Selain daripada itu, masih berdasarkan ketentuan surat Al Baqarah (2)
ayat 183, juga tidak diatur sama sekali
tentang kondisi orang yang beriman itu, apakah harus kaya dan berkedudukan atau
apakah harus miskin yang tidak berkedudukan untuk melakasanakan puasa di bulan
Ramadhan. Sepanjang kita semua termasuk dalam kategori orang yang beriman, maka
tanpa memandang status sosial orang yang beriman, tanpa memandang pangkat dan
jabatan orang yang beriman, tanpa memandang kaya atau miskinnya orang yang
beriman, tanpa memandang laki laki atau perempuan, tanpa memandang tua atau
mudanya seseorang, maka orang beriman tersebut wajib melaksanakan puasa di
bulan Ramadhan.
Jika sekarang ada orang yang miskin namun ia
beriman, maka orang miskin itu pasti mampu untuk melaksanakan puasa di bulan
Ramadhan. Hal ini dikarenakan faktor kemiskinan tidak ada hubungannya dengan
faktor keimanan seseorang untuk melaksanakan ibadah puasa di bulan Ramadhan.

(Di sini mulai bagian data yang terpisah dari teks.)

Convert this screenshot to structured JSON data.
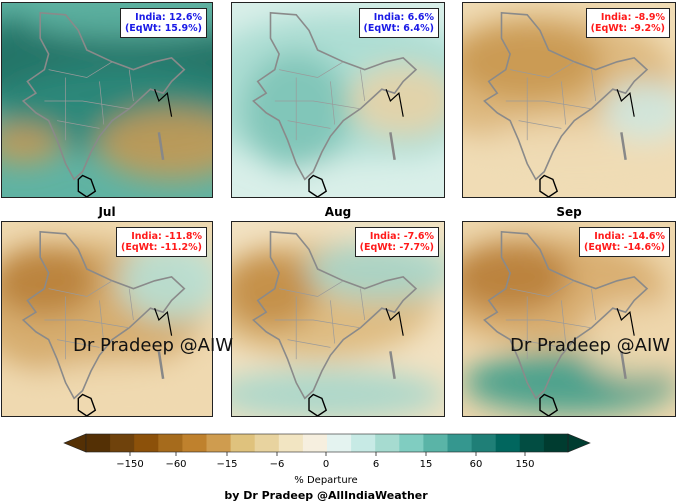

Justru dengan kemiskinan yang melekat ditambah faktor keimanan serta niat yang
ikhlas maka ibadah puasa orang yang seperti ini nilainya sangat luar biasa
dihadapan Allah SWT. Yang menjadi persoalan adalah sudah miskin lalu tidak
memiliki keimanan dan tidak pula memiliki niat yang ikhlas maka orang yang
seperti ini pasti tidak akan mampu berpuasa. Jika sampai ini yang terjadi pada
diri kita maka jadilah diri kita menjadi orang miskin di dunia dan miskin pula
di akhirat kelak dan pada akhirnya orang miskin yang seperti inilah menjual
kemiskinannya itu kepada orang yang melaksanakan puasa.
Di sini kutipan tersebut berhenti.